For all the advances in digital photography, the objectives haven't changed much: make the picture quality equal or surpass film, and shrink the cameras as much as possible. Progress has been measured in megapixels of resolution, optical zoom levels, and storage capacity.

In their quest to duplicate film camera functionality, digital camera manufacturers haven't taken advantage of digital capabilities to truly differentiate new products. This is recognized, however. Here at CES Kodak's CEO Antonio Perez noted they've been too focused on swapping "silicon for silver."

Slowly, however, gee-whiz features are creeping into cameras. Last year Kodak introduced the EasyShare One, which uses an included Wi-Fi radio to send pictures from the camera to either a computer on the home network or Kodak's online EasyShare Gallery. This year Kodak's big CES announcement was the V570, dubbed as the first dual-lens digital still camera in the market. One lens is a nice 3x optical zoom (39mm-117mm), and the other is a 23mm wide angle lens. That wide-angle lens works with onboard software to take nifty panoramic photos.

Let's say you're trying to capture a wide scene. Using most cameras, you'd start on one side (say the left), snap the first picture, locate an object on the right side of the viewer (maybe a blue house), then slowly turn your body to the right until that blue house is on the left side of your viewer. Snap picture number two. Lather, rinse and repeat until the entire scene is captured across multiple images. Hopefully software on your computer can help you crop and stitch the images into one photo.

The V570, however, simplifies this process, by previewing that "blue house" on the LCD, then using onboard software to stitch together what you missed. It'll also adjust lighting and combine edges to give the finished image a smooth look.

But this isn't the leap ahead we expect. Hopefully over the next few years camera manufacturers will declare a truce in the megapixel war and focus on features.

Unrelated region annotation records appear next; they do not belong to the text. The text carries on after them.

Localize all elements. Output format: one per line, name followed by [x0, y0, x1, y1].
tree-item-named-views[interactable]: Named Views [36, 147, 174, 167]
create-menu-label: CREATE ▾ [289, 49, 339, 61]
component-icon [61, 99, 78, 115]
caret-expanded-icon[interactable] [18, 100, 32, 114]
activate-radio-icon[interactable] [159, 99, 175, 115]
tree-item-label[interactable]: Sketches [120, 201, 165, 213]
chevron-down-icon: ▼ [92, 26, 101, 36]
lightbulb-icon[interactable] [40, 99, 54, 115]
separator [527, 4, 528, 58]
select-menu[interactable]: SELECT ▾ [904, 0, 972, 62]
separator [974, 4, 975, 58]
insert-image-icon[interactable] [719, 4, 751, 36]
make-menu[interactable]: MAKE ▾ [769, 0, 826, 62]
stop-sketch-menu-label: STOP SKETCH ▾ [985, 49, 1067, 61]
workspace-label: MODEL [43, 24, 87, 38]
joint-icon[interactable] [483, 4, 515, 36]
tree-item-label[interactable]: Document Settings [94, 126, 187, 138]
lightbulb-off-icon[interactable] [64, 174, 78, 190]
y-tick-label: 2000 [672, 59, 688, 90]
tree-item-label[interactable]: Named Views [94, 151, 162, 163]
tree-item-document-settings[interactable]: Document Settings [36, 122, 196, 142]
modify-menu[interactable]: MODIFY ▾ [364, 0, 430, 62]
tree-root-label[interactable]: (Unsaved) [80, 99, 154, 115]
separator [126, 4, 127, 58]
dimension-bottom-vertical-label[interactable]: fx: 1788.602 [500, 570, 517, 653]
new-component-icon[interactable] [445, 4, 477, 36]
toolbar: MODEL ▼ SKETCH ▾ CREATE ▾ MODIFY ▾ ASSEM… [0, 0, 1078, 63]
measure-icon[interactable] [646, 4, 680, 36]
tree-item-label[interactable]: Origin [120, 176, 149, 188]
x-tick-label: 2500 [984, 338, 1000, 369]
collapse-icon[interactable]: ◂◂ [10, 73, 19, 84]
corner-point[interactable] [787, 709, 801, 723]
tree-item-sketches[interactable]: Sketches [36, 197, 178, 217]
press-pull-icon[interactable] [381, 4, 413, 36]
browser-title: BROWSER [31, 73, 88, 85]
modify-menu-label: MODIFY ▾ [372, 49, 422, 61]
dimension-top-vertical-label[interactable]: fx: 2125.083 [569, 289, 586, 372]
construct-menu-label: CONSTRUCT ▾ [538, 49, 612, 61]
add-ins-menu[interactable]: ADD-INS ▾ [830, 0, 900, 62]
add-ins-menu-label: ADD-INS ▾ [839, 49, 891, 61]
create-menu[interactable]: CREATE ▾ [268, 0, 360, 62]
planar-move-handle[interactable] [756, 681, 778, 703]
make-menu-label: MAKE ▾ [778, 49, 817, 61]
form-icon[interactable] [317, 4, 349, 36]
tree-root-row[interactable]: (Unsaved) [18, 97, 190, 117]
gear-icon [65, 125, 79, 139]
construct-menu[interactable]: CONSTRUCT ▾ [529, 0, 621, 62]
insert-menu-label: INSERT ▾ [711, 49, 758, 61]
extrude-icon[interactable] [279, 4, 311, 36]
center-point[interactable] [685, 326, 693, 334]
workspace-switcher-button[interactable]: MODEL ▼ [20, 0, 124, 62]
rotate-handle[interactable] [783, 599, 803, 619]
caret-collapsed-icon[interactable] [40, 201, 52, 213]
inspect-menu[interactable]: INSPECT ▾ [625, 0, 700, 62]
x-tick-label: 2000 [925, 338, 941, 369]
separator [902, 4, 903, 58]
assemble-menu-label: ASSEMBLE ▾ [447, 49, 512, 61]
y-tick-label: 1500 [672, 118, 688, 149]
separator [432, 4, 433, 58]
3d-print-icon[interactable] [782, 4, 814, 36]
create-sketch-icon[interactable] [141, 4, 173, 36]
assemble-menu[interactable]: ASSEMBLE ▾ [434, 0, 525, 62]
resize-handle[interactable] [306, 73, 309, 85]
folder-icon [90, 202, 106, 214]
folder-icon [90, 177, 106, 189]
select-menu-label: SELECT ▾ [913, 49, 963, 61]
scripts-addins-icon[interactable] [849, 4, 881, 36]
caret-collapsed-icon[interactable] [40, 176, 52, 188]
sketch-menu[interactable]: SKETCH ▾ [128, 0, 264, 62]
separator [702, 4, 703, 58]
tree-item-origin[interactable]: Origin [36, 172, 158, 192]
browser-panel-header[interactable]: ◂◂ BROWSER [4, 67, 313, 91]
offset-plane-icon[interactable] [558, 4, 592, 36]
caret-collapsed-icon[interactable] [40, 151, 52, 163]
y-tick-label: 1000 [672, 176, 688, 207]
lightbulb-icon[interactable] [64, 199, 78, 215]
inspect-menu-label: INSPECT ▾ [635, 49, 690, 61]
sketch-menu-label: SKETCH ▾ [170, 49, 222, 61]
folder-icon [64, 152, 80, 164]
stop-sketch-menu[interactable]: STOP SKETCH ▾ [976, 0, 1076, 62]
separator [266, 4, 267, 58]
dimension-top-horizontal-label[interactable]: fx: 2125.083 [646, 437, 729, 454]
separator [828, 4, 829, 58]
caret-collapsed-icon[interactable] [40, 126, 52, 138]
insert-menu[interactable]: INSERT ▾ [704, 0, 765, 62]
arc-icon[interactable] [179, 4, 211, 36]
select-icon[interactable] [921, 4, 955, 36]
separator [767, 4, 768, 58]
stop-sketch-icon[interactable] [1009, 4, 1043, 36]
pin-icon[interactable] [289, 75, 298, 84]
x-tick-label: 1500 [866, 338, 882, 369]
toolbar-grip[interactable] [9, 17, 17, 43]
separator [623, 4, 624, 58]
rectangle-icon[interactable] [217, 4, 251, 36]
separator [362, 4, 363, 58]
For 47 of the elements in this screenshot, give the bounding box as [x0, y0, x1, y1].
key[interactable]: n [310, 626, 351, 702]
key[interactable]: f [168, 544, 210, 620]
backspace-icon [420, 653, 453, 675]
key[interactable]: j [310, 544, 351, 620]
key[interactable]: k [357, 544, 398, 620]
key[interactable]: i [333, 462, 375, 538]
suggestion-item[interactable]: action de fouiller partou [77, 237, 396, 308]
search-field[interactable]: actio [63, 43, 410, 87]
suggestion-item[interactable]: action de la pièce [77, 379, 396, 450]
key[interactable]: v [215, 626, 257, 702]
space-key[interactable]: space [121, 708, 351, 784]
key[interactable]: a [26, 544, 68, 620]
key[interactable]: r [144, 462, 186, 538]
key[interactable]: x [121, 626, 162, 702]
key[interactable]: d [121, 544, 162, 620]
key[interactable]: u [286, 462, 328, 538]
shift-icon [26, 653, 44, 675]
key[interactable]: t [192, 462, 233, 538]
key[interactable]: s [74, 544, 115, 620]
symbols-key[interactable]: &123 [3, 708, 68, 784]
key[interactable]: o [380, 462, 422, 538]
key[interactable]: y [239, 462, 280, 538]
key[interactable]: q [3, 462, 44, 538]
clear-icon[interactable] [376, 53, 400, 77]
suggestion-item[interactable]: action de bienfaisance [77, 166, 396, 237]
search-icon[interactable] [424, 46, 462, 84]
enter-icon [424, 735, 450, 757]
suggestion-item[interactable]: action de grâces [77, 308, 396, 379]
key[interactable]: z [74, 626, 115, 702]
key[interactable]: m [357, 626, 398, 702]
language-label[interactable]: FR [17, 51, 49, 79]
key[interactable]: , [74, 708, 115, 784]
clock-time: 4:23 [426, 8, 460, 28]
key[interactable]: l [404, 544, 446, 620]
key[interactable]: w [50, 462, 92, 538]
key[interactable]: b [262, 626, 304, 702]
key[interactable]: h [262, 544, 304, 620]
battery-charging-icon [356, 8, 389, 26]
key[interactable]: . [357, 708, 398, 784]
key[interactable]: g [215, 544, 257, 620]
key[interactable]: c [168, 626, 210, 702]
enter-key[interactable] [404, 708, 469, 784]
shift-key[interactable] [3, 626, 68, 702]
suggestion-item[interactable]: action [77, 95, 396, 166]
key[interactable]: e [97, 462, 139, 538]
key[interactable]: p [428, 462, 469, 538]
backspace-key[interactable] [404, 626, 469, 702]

By the way, I'm often asked what to look for in digital cameras. I suggest you buy the smallest one that fits your budget, as a snazzy camera is useless if it's not handy. Try to get one with an old-fashioned viewing window, so you can frame pictures when the LCD is washed out by direct sunlight or the batteries are running low. Make sure the memory card works with your other devices (my camera, MP3 players, and Smartphone all use SD cards; the PSP, alas, uses a MemoryStick Pro Duo. Blast you, Sony!). And take the time to learn an application that eases transferring the photos into your computer, editing, and sharing. I highly recommend Google's Picasa, a free download.